Mr Kandola issued professional negligence proceedings against the solicitors claiming that their advice was inadequate. He claimed that they should have carried out a bankruptcy search against the vendor before exchange of contracts, and should have entered a priority search at the Land Registry before exchange.

His claim was dismissed. The Court held that Mr Kandola’s evidence was not reliable. Beyond that, Mr Kandola was held to be a commercially astute business man who had dealt with a number of property transactions. The solicitors were entitled to take into account the extent of his experience in these matters when discharging their duty.
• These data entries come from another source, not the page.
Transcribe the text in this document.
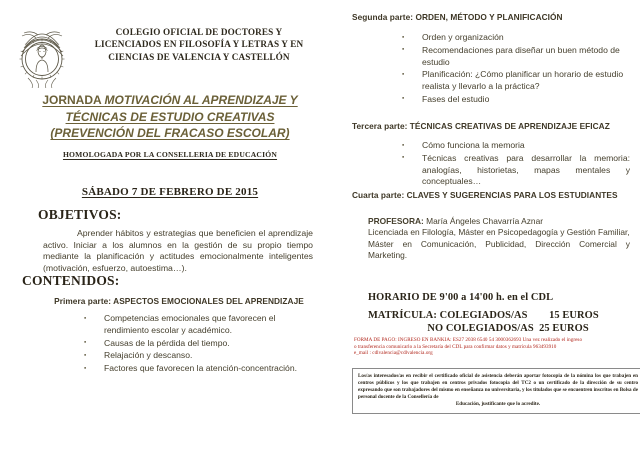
COLEGIO OFICIAL DE DOCTORES Y
LICENCIADOS EN FILOSOFÍA Y LETRAS Y EN
CIENCIAS DE VALENCIA Y CASTELLÓN
JORNADA MOTIVACIÓN AL APRENDIZAJE Y
TÉCNICAS DE ESTUDIO CREATIVAS
(PREVENCIÓN DEL FRACASO ESCOLAR)
HOMOLOGADA POR LA CONSELLERIA DE EDUCACIÓN
SÁBADO 7 DE FEBRERO DE 2015
OBJETIVOS:
Aprender hábitos y estrategias que beneficien el aprendizaje activo. Iniciar a los alumnos en la gestión de su propio tiempo mediante la planificación y actitudes emocionalmente inteligentes (motivación, esfuerzo, autoestima…).
CONTENIDOS:
Primera parte: ASPECTOS EMOCIONALES DEL APRENDIZAJE
▪ Competencias emocionales que favorecen el rendimiento escolar y académico.
▪ Causas de la pérdida del tiempo.
▪ Relajación y descanso.
▪ Factores que favorecen la atención-concentración.
Segunda parte: ORDEN, MÉTODO Y PLANIFICACIÓN
▪ Orden y organización
▪ Recomendaciones para diseñar un buen método de estudio
▪ Planificación: ¿Cómo planificar un horario de estudio realista y llevarlo a la práctica?
▪ Fases del estudio
Tercera parte: TÉCNICAS CREATIVAS DE APRENDIZAJE EFICAZ
▪ Cómo funciona la memoria
▪ Técnicas creativas para desarrollar la memoria: analogías, historietas, mapas mentales y conceptuales…
Cuarta parte: CLAVES Y SUGERENCIAS PARA LOS ESTUDIANTES
PROFESORA: María Ángeles Chavarría Aznar
Licenciada en Filología, Máster en Psicopedagogía y Gestión Familiar,
Máster en Comunicación, Publicidad, Dirección Comercial y Marketing.
HORARIO DE 9'00 a 14'00 h. en el CDL
MATRÍCULA: COLEGIADOS/AS        15 EUROS
NO COLEGIADOS/AS  25 EUROS
FORMA DE PAGO: INGRESO EN BANKIA: ES27 2038 6540 54 3000362693 Una vez realizado el ingreso
o transferencia comunicarlo a la Secretaría del CDL para confirmar datos y matrícula 963493910
e_mail : cdlvalencia@cdlvalencia.org
Los/as interesados/as en recibir el certificado oficial de asistencia deberán aportar fotocopia de la nómina los que trabajen en centros públicos y los que trabajen en centros privados fotocopia del TC2 o un certificado de la dirección de su centro expresando que son trabajadores del mismo en enseñanza no universitaria, y los titulados que se encuentren inscritos en Bolsa de personal docente de la Consellería de
Educación, justificante que lo acredite.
What mattered was whether Mr Kandola reasonably appeared to understand the advice given to him, even if he later claimed that he did not fully comprehend it. The Court held that Mr Kandola had appeared to understand the risks, and had signed a waiver confirming that he wanted to proceed against advice.

As to the duty to carry out searches, there were no specific instructions for the solicitors to carry them out therefore the Court referred to the normal practice in conveyancing transactions.   It is not normal practice to carry out a priority search of the register before the exchange of contracts. Mr Kandola’s claim failed on that head.

With regard to the bankruptcy search, the Court held that the solicitors’ duty included advising about the potential risk of the vendor’s insolvency. However, in the absence of express instructions, the solicitors were not expected to evaluate the extent of the risk by carrying out bankruptcy searches or ascertaining the extent of the charges against the property.

Mr Kandola made a statement in evidence that was fatal to his case; that even if he had known about the petition he would have proceeded with the transaction. Even so, in the context of anti-money laundering, and hyper due diligence imposed upon solicitors in conveyancing transactions, this case seems to limit some of the attributes that a solicitor should have to investigate, unless specifically asked.